Why logging design matters — a deeper analysis
Logging is essential for troubleshooting and compliance, but it is also a persistent source of data exfiltration risk when developers or subsystems do not follow redaction or access control principles. CVE‑2025‑47979 highlights several recurring operational mistakes:- Logging sensitive values by default during high‑verbosity diagnostics without gating or redaction.
- Inadequate ACLs on log directories that permit non‑admin reads on cluster nodes.
- Reliance on perimeter controls and a false assumption that “local” attack vectors are low risk. Perimeter defenses cannot prevent an actor who already has local read access to logs.
Practical playbook for administrators (step‑by‑step)
- Identify affected systems:
- Run inventory queries to find all cluster nodes and their OS/build. Use Get-Cluster and Get-HotFix to collect evidence.
- Confirm vendor KBs:
- Open Microsoft’s Security Update Guide for CVE‑2025‑47979 from a secure admin workstation and record the KB numbers for each SKU.
- Patch in rings:
- Deploy updates to test clusters first, validate failover behavior and cluster health, then stage through pilot and production rings.
- Harden log access:
- Apply ACLs to cluster log directories, ensuring only required admin accounts have read/write permission. Monitor for exceptions.
- Sanitize and rotate logs:
- Remove or securely archive pre‑patch logs, perform secure deletion if those logs contain verified secrets, and update retention policies to minimize risk.
- Rotate secrets where feasible:
- Replace service credentials or keys reasonably suspected to have been logged. Prioritize credentials whose compromise would be high impact and low cost to rotate.
- Implement detection:
- Add SIEM rules and EDR telemetry to detect non‑admin reads and suspicious cluster admin actions. Use the initial days after patching to baseline normal access patterns.
Strengths and weaknesses of the response ecosystem
Strengths:- Microsoft published an advisory and assigned a CVE, enabling targeted remediation and vendor‑backed KB mapping.
- Community trackers and threat feeds corroborate the severity profile and emphasize operational steps such as log sanitation and access governance.
- The dynamic nature of Microsoft’s Update Guide and inconsistent third‑party CVE→KB mappings during fast patch cycles can create confusion and mis‑patching risk. Administrators must validate the exact KB(s) for their SKU.
- Patching alone does not remove historical exposures: log hygiene and secret‑rotation are required to close residual gaps.
Conclusion
CVE‑2025‑47979 is a reminder that log hygiene and access governance are security controls, not mere operational conveniences.
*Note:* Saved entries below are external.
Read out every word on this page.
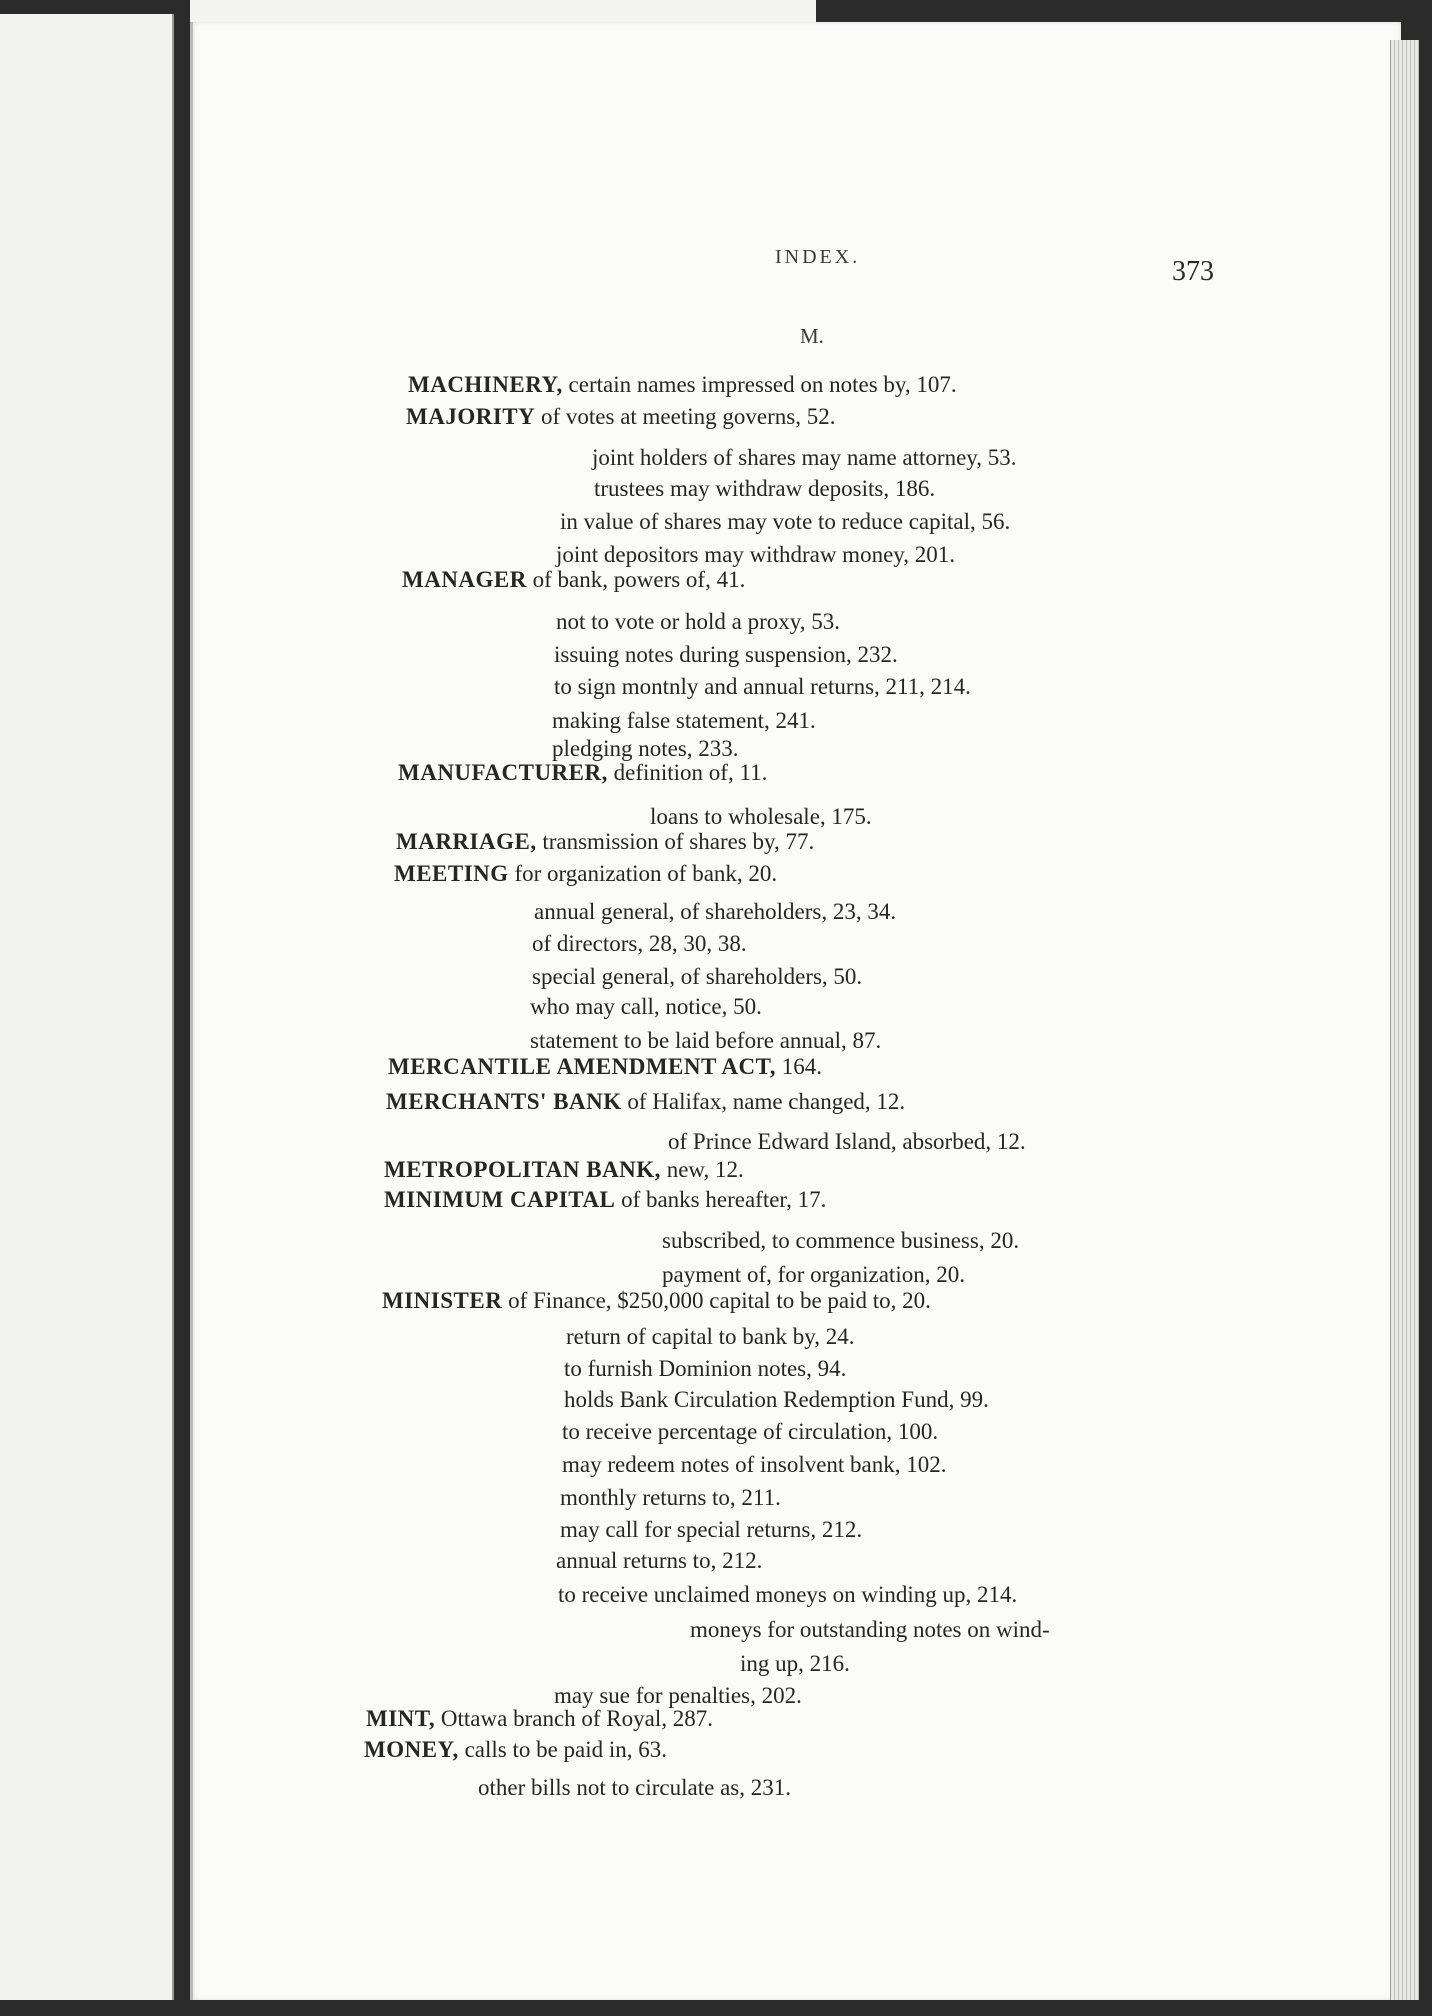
INDEX.	373
M.
MACHINERY, certain names impressed on notes by, 107.
MAJORITY of votes at meeting governs, 52.
joint holders of shares may name attorney, 53.
trustees may withdraw deposits, 186.
in value of shares may vote to reduce capital, 56.
joint depositors may withdraw money, 201.
MANAGER of bank, powers of, 41.
not to vote or hold a proxy, 53.
issuing notes during suspension, 232.
to sign montnly and annual returns, 211, 214.
making false statement, 241.
pledging notes, 233.
MANUFACTURER, definition of, 11.
loans to wholesale, 175.
MARRIAGE, transmission of shares by, 77.
MEETING for organization of bank, 20.
annual general, of shareholders, 23, 34.
of directors, 28, 30, 38.
special general, of shareholders, 50.
who may call, notice, 50.
statement to be laid before annual, 87.
MERCANTILE AMENDMENT ACT, 164.
MERCHANTS' BANK of Halifax, name changed, 12.
of Prince Edward Island, absorbed, 12.
METROPOLITAN BANK, new, 12.
MINIMUM CAPITAL of banks hereafter, 17.
subscribed, to commence business, 20.
payment of, for organization, 20.
MINISTER of Finance, $250,000 capital to be paid to, 20.
return of capital to bank by, 24.
to furnish Dominion notes, 94.
holds Bank Circulation Redemption Fund, 99.
to receive percentage of circulation, 100.
may redeem notes of insolvent bank, 102.
monthly returns to, 211.
may call for special returns, 212.
annual returns to, 212.
to receive unclaimed moneys on winding up, 214.
moneys for outstanding notes on wind-
ing up, 216.
may sue for penalties, 202.
MINT, Ottawa branch of Royal, 287.
MONEY, calls to be paid in, 63.
other bills not to circulate as, 231.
While the vulnerability’s CVSS score is Medium (5.5), the combination of privileged logging contexts and local‑readable log files can turn a local information leak into the first step of a high‑impact enterprise compromise. Administrators should:- Confirm applicability and exact KBs via Microsoft’s Security Update Guide on a secure admin workstation;
- Patch cluster nodes promptly in a staged manner;
- Sanitize or rotate historical logs and rotate exposed credentials where practical;
- Harden local access, implement SIEM detection for non‑admin log reads, and revise logging practices to avoid recording secrets.